How One Nonprofit used Graphic Recording to ✎ Highlight the Value of Food Waste Reduction

Sharing a graphic recording project I was excited to draw: The nonprofit ReFED has made it their ambitious goal to reduce food waste by 50% by 2030. Their first stakeholder summit discussed roadblocks, surprising solutions and substantial financial benefits.

 Graphic recording for ReFED

Graphic recording for ReFED

ReFED is a collaborative nonprofit of businesses, foundations and government leaders aiming to increase food rescue and reduce waste. The team is drawing attention to their goal in a way that perks ears: by communicating the impact in dollars. They plan to “save resources, create jobs, alleviate hunger, conserve water, and reduce greenhouse gas emissions — all while stimulating a new multi-billion dollar market opportunity.”
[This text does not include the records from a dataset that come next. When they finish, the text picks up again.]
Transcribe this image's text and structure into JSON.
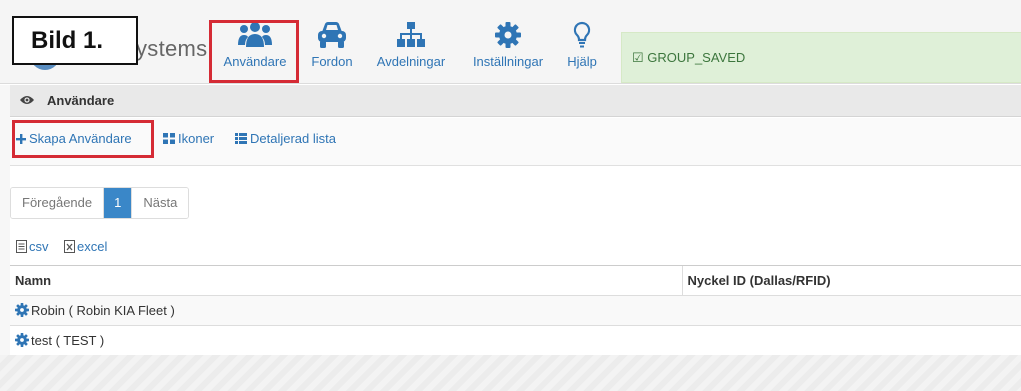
{
  "annotation": {
    "label": "Bild 1."
  },
  "brand": {
    "text": "ystems"
  },
  "nav": {
    "items": [
      {
        "label": "Användare",
        "icon": "users-icon"
      },
      {
        "label": "Fordon",
        "icon": "car-icon"
      },
      {
        "label": "Avdelningar",
        "icon": "sitemap-icon"
      },
      {
        "label": "Inställningar",
        "icon": "gear-icon"
      },
      {
        "label": "Hjälp",
        "icon": "lightbulb-icon"
      }
    ]
  },
  "alert": {
    "text": "GROUP_SAVED",
    "icon": "check-square-icon"
  },
  "panel": {
    "title": "Användare",
    "icon": "eye-icon"
  },
  "toolbar": {
    "create_label": "Skapa Användare",
    "icons_label": "Ikoner",
    "detail_label": "Detaljerad lista"
  },
  "pagination": {
    "prev": "Föregående",
    "current": "1",
    "next": "Nästa"
  },
  "export": {
    "csv": "csv",
    "excel": "excel"
  },
  "table": {
    "columns": [
      "Namn",
      "Nyckel ID (Dallas/RFID)"
    ],
    "rows": [
      {
        "name": "Robin ( Robin KIA Fleet )",
        "key_id": ""
      },
      {
        "name": "test ( TEST )",
        "key_id": ""
      }
    ]
  },
  "colors": {
    "link": "#2f75b5",
    "highlight": "#d52b35",
    "alert_bg": "#dff0d8",
    "alert_text": "#3c763d",
    "pager_active": "#3a87c8"
  }
}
To begin, ReFED spent months putting together a report that shed light on the problems of food waste – and the cost-cutting solutions. They share their analysis in gorgeous, user-friendly infographics (and a chunky official report). You can view highlights here

I had the pleasure of graphic recording for the ReFED team at their first stakeholder summit after releasing the report. Read about graphic recording (or live visual note-taking) here. At this meeting in Chicago, they gathered key players in food sector – nonprofits, chefs, city politicians — to introduce their findings, brainstorm roadblocks and opportunities, and talk through first steps to solutions.

With a personal passion for food waste reduction, I was glad to support ReFED’s project and learn more at the same time. Coming from 8+ years in marketing for a grocery retail brand, I had witnessed what real food waste can look like (I had been horrified to help discard an entire dairy section, due to loss of power on a hot summer day).

But I’d also seen what food waste reduction can do. I’d worked on for my Campus Kitchen, and even participated in a weekly 5am “Breakfast Brigade” to bring rescued toasted bread and hard-boiled eggs to a day-labor agency.

But there’s a lot more to this complex issue of reducing food waste across the U.S. Here is some of what I learned and graphic recorded at the summit:

  • Education is a clear theme; stakeholders say that some solutions are easy, but don’t do any good because groups aren’t aware.
  • Sell By and Use By dates are inconsistent, and so confusing for consumers that food is often thrown out earlier than necessary.
  • Big box stores sometimes discard food before it even makes it to the shelves. 
  • Labor can be an issue; sometimes restaurants and grocery stores don’t have the manpower to watch and use food strategically, so it spoils. 
  • Branding is important! An attendee visiting from London had been part of a successful campaign to reduce food waste there, and attributed lots of that success to well-done branding, that helped citizens identify the ongoing components of the program, learn about it, and participate more consistently. 
  • Chefs can create their menus strategically to reduce food waste dramatically. For example, they can use the same ingredient in more than one dish, or repurpose leftovers in beautiful ways. 
  • ReFED’s report offers 27+ solutions that are cost-effective, scaleable and feasible. 

You can find a few more tidbits on the graphic recording itself, which summit attendees will be able to refer to as a brainstorming reference as the effort to reduce food waste progresses.